Animal Collective - Isn’t It Now? (2023)

 di Edoardo Bridda

Time Skiffs e Isn’t It Now? sono due facce della stessa medaglia o quasi. Il primo, autoprodotto, è uscito nel 2022, il secondo, co-prodotto dal vincitore del Grammy Russell Elevado (D’Angelo, The Roots, Kamasi Washington) viene annunciato un anno e mezzo dopo ma le session di partenza sono le stesse e appartengono al periodo della pandemia.

Certo, un produttore può fare la differenza, e quando a lavorare su un disco ve n’è uno di peso, come in questo caso, le cose possono assumere pieghe interessanti. È il caso di Isn’t It Now? in cui la band sembra avere ancora una volta le idee chiare su cosa fare (un mix di psych, rock, folk e pop) e come realizzarle (una rock band a modo loro) ma che qui trova il modo di concertarle con rinnovato focus, senz’altro esagerando in lunghezza, ma non perdendo in varietà, vitalità e generosità delle trame.

I ritrovati quattro, il “portoghese” sempre in viaggio Panda Bear, il lennoniano Avey Tare, l’anima folk nel segno di Donovan Deakin e Geologist, l’esploratore, continuano qui un viaggio coerente con la propria storia, tornando cioè dalle parti di una floreale fantasilandia in cui i Beach Boys sono diventati entità semi-divine, allargando le maglie della propria cifra stilistica, esplorandone i lati più paciosi e escapisti, lavorando nell’intorno di una potabilità lisergicamente pop.

Nei 64 minuti del disco c’è persino una prog suite un po’ polpettona che ne conta 21 (Defeat con intro estatica, sezione psych-pop, vaudeville mediano e outro ambient) ma a partire dal valido lead single, Soul Capturer, il loro lato folk pop, speziato di Caraibi e Africa, mette a segno ottimi colpi. Genies Open, che pure deve molto alla prog era via Beatles – Abbey Road – Pink Floyd, con il suo crescere per cerchi concentrici, e un cambio di tempo a metà via, è forse il picco di un disco raffinato, stratificato ma che non perde in freschezza e fascino esplorativo.

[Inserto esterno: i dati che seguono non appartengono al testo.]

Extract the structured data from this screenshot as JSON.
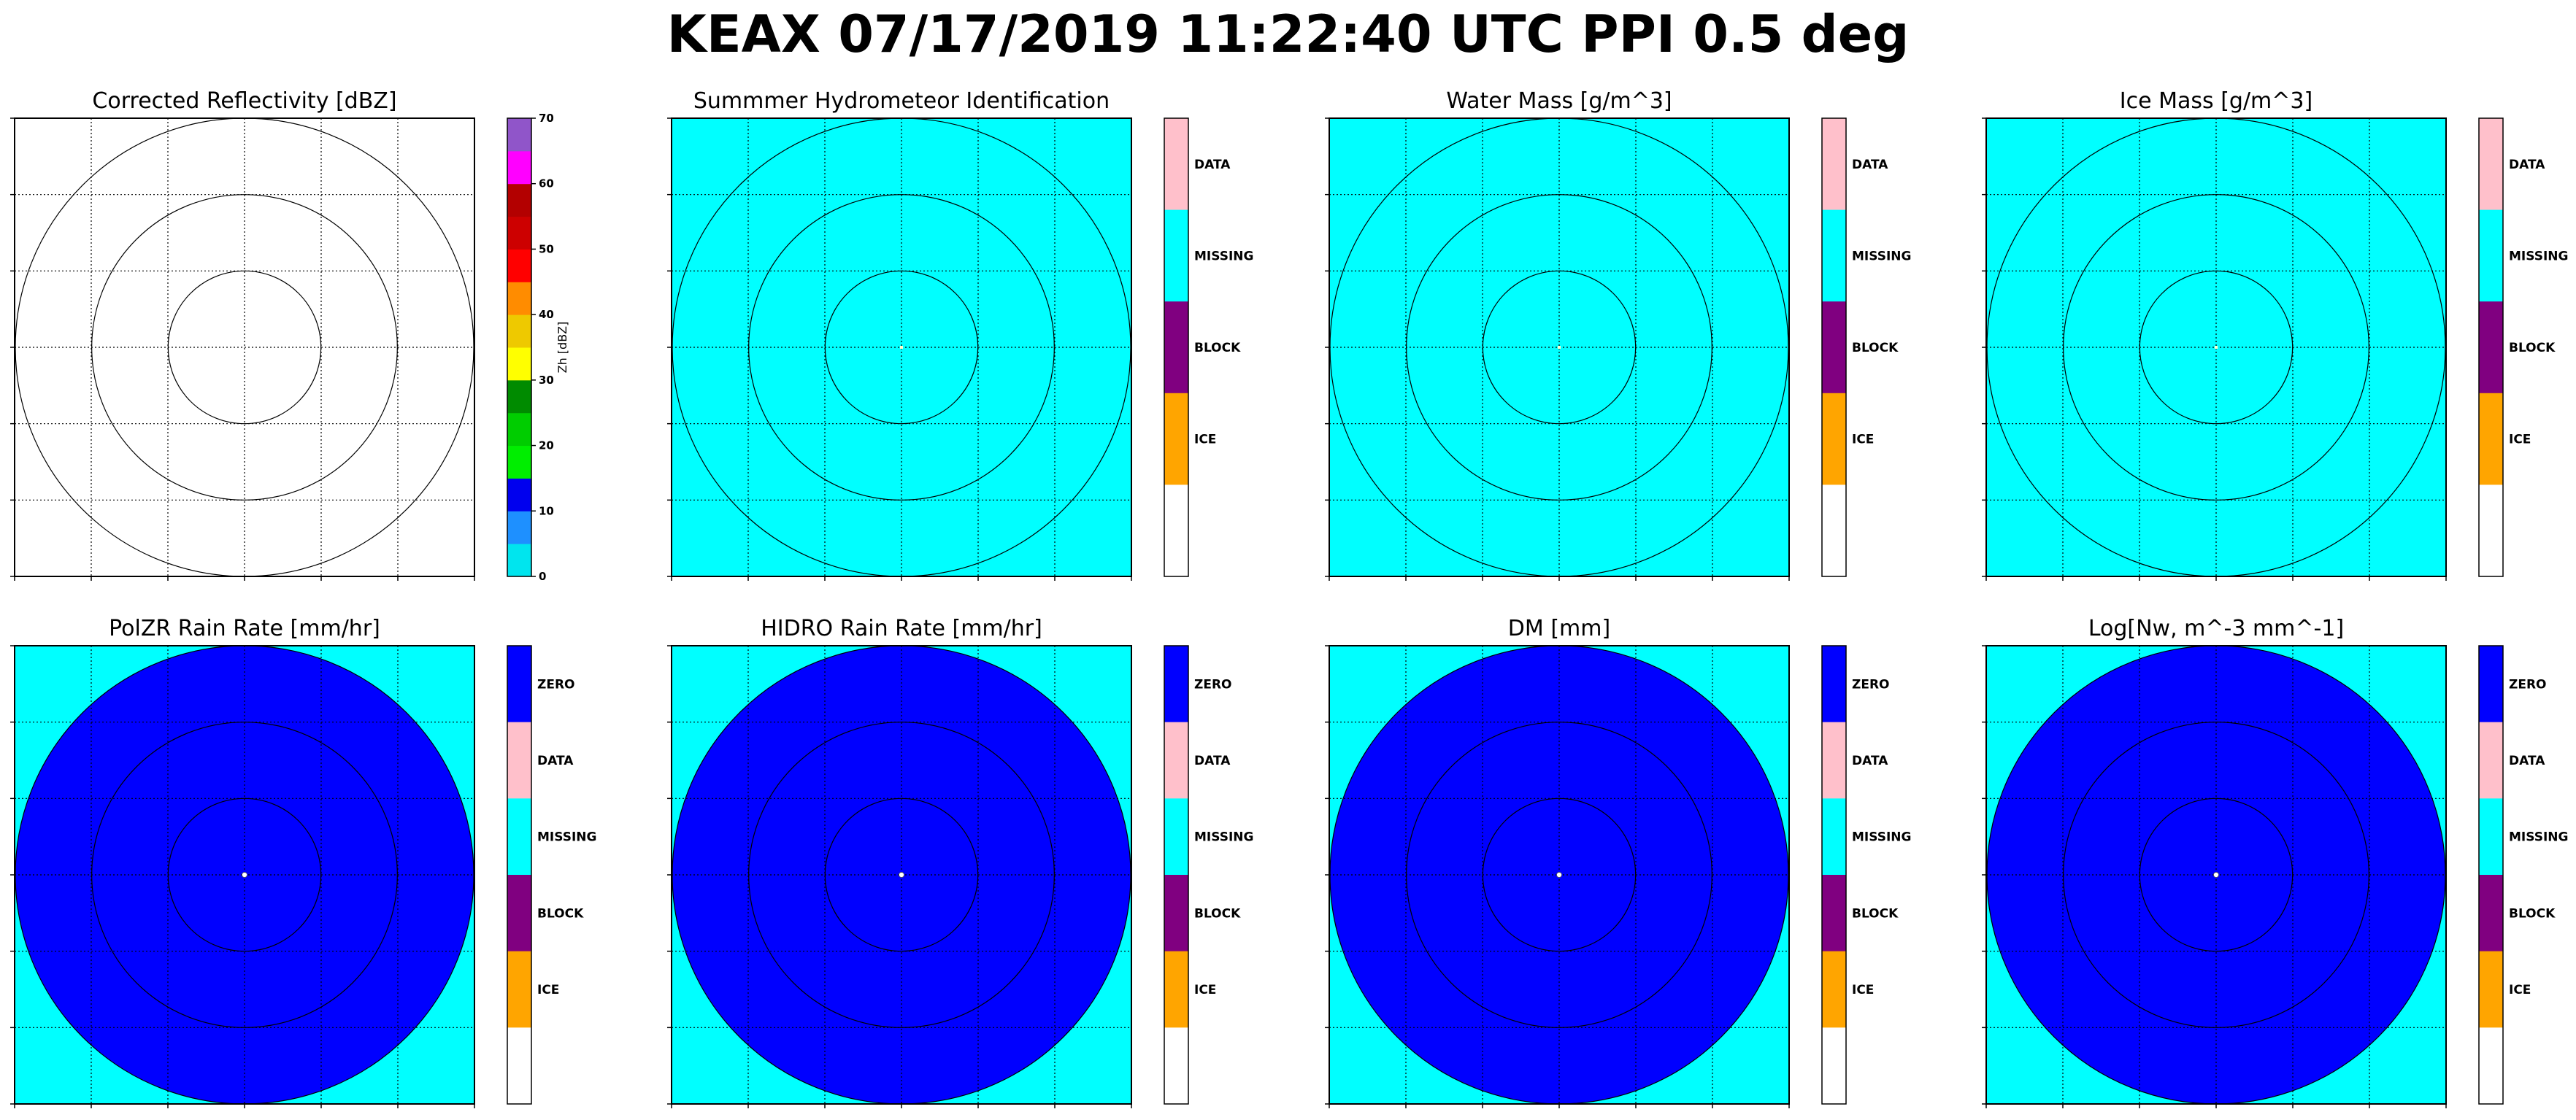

Non tutto è eccelso. La conclusiva e mantrica King Walk è pura autoindulgenza, ma episodi gigioni come Medgicians From Baltimore (quasi dieci minuti di paciosa e cantilenante serenata “western”), o assolati bubblegum vagamente Vampire Weekend come Gem & I, non vanno sottovalutati. Così come validi sono anche gli episodi brevi e a formato canzone come Broke Zodiac o Stride Rite (lento in riva al mare guidato da un romantico piano) che merita una citazione anche solo per essere l’episodio più “ordinario” nella produzione dei nostri. Se ne poteva fare un EP dei loro, di quelli che ai tempi valevano più degli album, ma tant’è, in Isn’t It Now? ce n’è abbastanza per non considerarlo un album per die hard fan della band.